More recent data points the same direction, even if the exact number keeps moving. A 2025 SHRM survey of HR professionals found that 43% of organizations now use AI somewhere in their HR function, up from 26% the year before, and 51% use AI specifically in recruiting. Of the organizations using AI in recruiting, 44% use it to screen resumes. Tellingly, 19% of organizations using AI or automation in hiring admitted, in that same survey, that their own tools had overlooked or screened out qualified applicants.
So does an ATS actually reject most resumes?
Mostly, no, not in the way the viral stat implies. As I wrote in how an ATS actually works, most platforms are built to parse, store, filter, and rank, not to issue an automatic, irreversible rejection on most applications. A resume that matches the job description's language ranks near the top of a recruiter's search results. A resume that does not match ranks low enough that a busy recruiter, working through 200-plus applications for one opening, may never scroll down far enough to see it. The practical outcome can look identical to rejection. The mechanism is not a robot hitting reject, it is a sorting algorithm combined with a recruiter's limited time.
The exception
Some applications use hard knockout questions, things like work authorization, required licenses, or a minimum years-of-experience cutoff, that really can filter a candidate out before a human ever opens the resume. That is a genuine, configurable form of automatic rejection. It is just a narrower mechanism than 'the ATS read my resume and rejected it.'
Why the inflated number still causes real damage
Statistics like this are not harmless just because they are wrong. I have talked with job seekers who, believing a fixed 75% of resumes get tossed by a robot no matter what they do, either give up on tailoring their resume at all ('why bother, it's random') or swing the other way and try to game the system with invisible white-text keyword stuffing, which most modern parsers catch and which can actively hurt your ranking. Both reactions come from treating the ATS as an unbeatable black box instead of what it actually is: a search engine that rewards a resume written in the job description's own language. See what counts as a good ATS score and how to tailor a resume to a job description for the version of this advice that is actually backed by something real.

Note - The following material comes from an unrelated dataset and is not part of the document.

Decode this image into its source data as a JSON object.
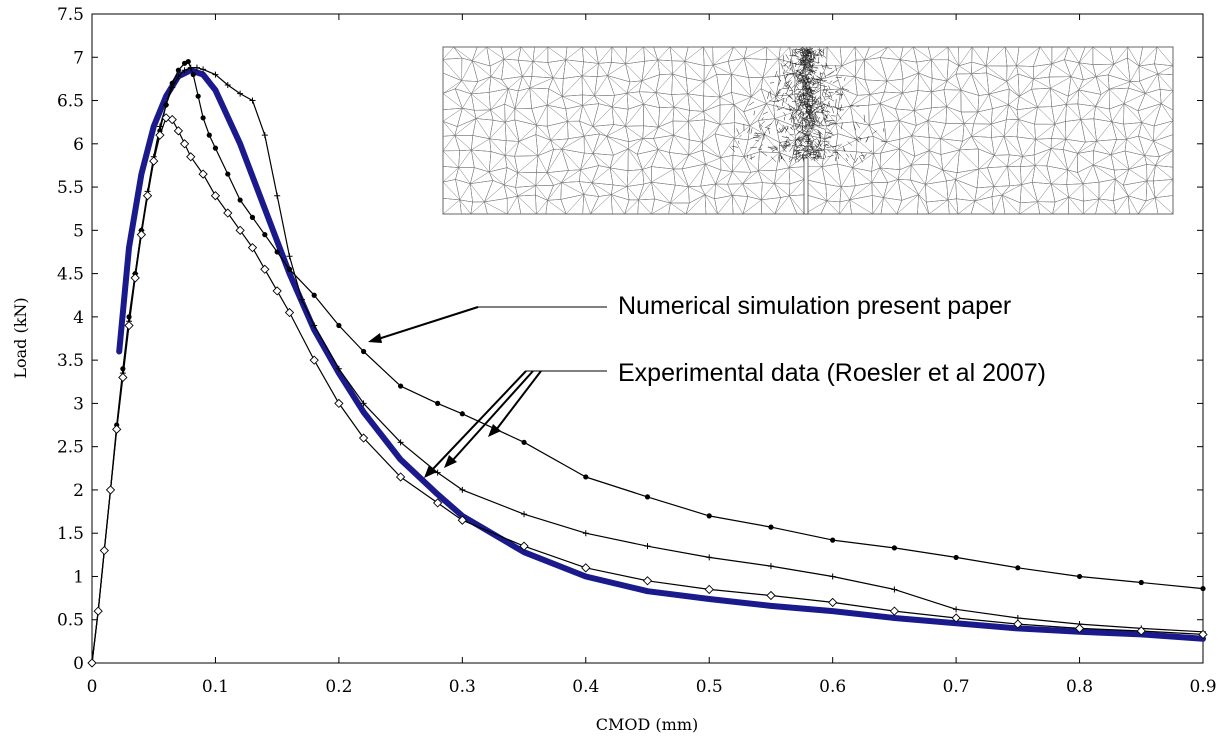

What the numbers that do hold up actually tell you to do
- ▸Stop trying to beat a fictional reject button and start matching the job description's exact language, since ranking, not rejection, is the real mechanism.

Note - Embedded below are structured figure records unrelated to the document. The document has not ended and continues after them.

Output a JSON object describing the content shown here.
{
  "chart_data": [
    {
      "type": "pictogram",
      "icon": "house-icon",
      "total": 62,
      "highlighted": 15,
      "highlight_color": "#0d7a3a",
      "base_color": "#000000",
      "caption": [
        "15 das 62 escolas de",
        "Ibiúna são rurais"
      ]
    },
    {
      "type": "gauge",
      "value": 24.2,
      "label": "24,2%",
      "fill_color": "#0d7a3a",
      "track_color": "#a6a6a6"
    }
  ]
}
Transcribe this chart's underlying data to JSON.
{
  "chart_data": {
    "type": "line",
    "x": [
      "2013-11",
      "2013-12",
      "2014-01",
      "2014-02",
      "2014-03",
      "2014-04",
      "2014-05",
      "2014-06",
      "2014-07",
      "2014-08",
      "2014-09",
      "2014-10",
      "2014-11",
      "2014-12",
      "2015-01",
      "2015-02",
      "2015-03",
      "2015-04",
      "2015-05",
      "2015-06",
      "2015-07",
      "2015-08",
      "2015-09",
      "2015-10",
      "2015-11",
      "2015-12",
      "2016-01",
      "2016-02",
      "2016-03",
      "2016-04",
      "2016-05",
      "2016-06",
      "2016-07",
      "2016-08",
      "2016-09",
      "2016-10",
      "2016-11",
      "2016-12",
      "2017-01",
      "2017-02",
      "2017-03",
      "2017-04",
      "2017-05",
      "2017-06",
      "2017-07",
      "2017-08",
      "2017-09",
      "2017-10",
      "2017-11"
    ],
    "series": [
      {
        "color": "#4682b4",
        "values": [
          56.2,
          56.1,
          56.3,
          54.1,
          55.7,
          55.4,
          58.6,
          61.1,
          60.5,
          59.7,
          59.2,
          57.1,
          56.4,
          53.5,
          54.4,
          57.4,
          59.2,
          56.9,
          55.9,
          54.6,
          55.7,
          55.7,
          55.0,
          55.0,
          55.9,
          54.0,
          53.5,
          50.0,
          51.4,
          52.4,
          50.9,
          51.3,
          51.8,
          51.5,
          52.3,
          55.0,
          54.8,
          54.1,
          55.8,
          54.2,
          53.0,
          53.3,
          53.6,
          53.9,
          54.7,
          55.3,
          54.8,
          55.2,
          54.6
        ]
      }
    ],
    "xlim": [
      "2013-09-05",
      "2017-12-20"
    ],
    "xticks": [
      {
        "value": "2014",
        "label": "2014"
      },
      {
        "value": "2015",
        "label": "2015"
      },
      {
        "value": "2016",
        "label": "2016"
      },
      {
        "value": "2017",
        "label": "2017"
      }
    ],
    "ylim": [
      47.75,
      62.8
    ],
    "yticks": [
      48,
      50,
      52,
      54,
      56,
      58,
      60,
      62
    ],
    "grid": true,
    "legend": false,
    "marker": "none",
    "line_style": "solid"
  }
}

- ▸Take narrow filters seriously: if a posting says '5+ years' and you have 4, a tailored summary that reframes your experience matters more than a single stat suggests.
- ▸Assume formatting still matters. Parsing failures from tables, columns, and text boxes are a documented, mechanical cause of lost data, unlike the 75% figure.
- ▸Skip keyword stuffing. Modern parsers, and the SHRM data above, both point to screening systems getting more sophisticated, not less.
Key takeaway
The 75% number is not real, at least not as a verified statistic. What is real, and better documented, is that a meaningful share of qualified candidates lose ground to overly narrow filters and language mismatches they could have fixed. Treat your resume as something to make legible and well-matched to the job description, not something to trick. That part of the myth was true all along.